Enfim, alguém se lembrou de mim. A bola: a protagonista da Copa do Mundo. É este o texto de abertura: “presente em todos os campos, disputada por craques do mundo todo, vigiada pelos telespectadores e temida pelos goleiros, a bola deixa de ser coadjuvante para ser o destaque do Mundial”.

Era o Jornal Nacional, o de maior audiência na tv. Todos o vêem. Todos se informam por ele. E era a voz suave e delicada da bela Fátima na cabeça: “sem ela não tem jogo. É a única estrela desta copa que está presente em todos os campos. As câmeras não a perdem de vista em nenhum momento”. Terminava com ela chamando o Pedro Bial, o autor dessa rara crônica televisiva.

Ouvi tudinho, muito atenta: “Quieta é bonita. Inofensiva. Em movimento é linda... e fatal. Teamgas: espírito de equipe; para os goleiros espírito de porco. Lehmann, o homem-muralha alemão reclamou. Ela é rápida e escorregadia, péssima para os goleiros. Feminina, não se deixa agarrar facilmente. Dida prefere apará-la em dois tempos a encaixar. Não dá pra confiar. Ela adora velocidade. Afogueada, prefere o jogo rápido. Seu corpo não tem começo nem fim. Impermeável, 14 gomos sem costura, 69 cm de diâmetro, quando está cheinha pesa 444 g. Leve e travessa, sabe ser obediente a quem parte pra cima. Afinal, são os artilheiros o melhor caminho entre ela e seu desejo, feitas uma pra outra: a bola e a rede”.

Foi tão bonito que acabei me lembrando de um outro raro momento da minha vida esférica. Por um momento, ninguém entendeu. Por que Pelé não passou? Por que atirava de tão espantosa distância? E o goleiro custou a perceber que era ele a vítima. Seu horror teve qualquer coisa de cômico. Pôs-se a correr, em pânico. De vez em quando, parava e olhava. Lá vinha a bola. Parecia uma cena dos Três Patetas. E, por um ó, não entra o mais fantástico gol de todas as Copas passadas, presentes e futuras. Os tchecos parados, os brasileiros parados, os mexicanos parados só viram a bola tirar o maior nó da trave. Foi um cínico e deslavado milagre não ter se consumado esse gol tão merecido. Aquele foi, sim, um momento de eternidade do futebol. Naquele momento, fui ágil e traiçoeira.

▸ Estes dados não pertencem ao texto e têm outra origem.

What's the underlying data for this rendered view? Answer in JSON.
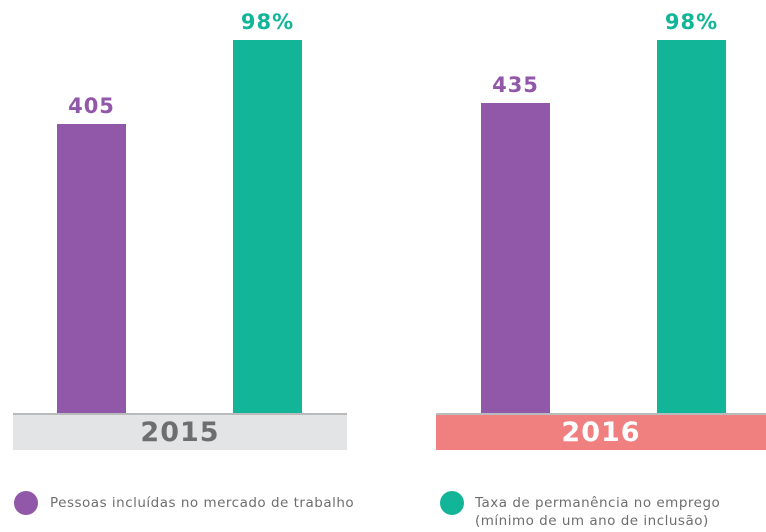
{
  "chart_data": {
    "type": "bar",
    "categories": [
      "2015",
      "2016"
    ],
    "category_colors": [
      "#e3e4e5",
      "#f07f80"
    ],
    "category_text_colors": [
      "#6d6e70",
      "#ffffff"
    ],
    "series": [
      {
        "name": "Pessoas incluídas no mercado de trabalho",
        "color": "#9157a8",
        "values": [
          405,
          435
        ]
      },
      {
        "name": "Taxa de permanência no emprego (mínimo de um ano de inclusão)",
        "color": "#12b597",
        "axis": "y2",
        "values": [
          98,
          98
        ],
        "value_labels": [
          "98%",
          "98%"
        ]
      }
    ]
  }
}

Passei raspando e neguei a Pelé o gol dos gols.

Mas Pedrão, dizem os alfarrábios do futebol que eu, a bola, serei esférica, terei de couro ou outro material adequado (o que quer que signifique “material adequado”), terei peso não superior a 450 gramas, quando parto do grande circulo no momento zero —levinha, levinha para os craques— terei uma pressão equivalente a no máximo 1,1atmosfera (1100 g/cm2) ao nível do mar (ah! as ondas do mar) e, preste atenção Pedrão, terei uma circunferência não superior a 700 mm e não inferior a 680 mm e não 69 centímetros de diâmetro.

Ah!, Pedrão. Depois de dizer coisas tão lindas a meu respeito, você quase pôs tudo a perder. Me senti enorme, gigantesca, gorduchona e não gorduchinha, como me costumam chamar. Quem jogaria comigo?, uma enorme esfera com bem mais de meio metro de altura. Meu caro, 69 (que número mais lascivo, você percebeu?) centímetros é bola para os filhos de Gaia e Urano, os titãs —sou pequenina, meu diâmetro não passa de meros 22 centímetros, sou apenas palmar. E ainda assim dou muito trabalho, principalmente àqueles que não têm muita intimidade comigo.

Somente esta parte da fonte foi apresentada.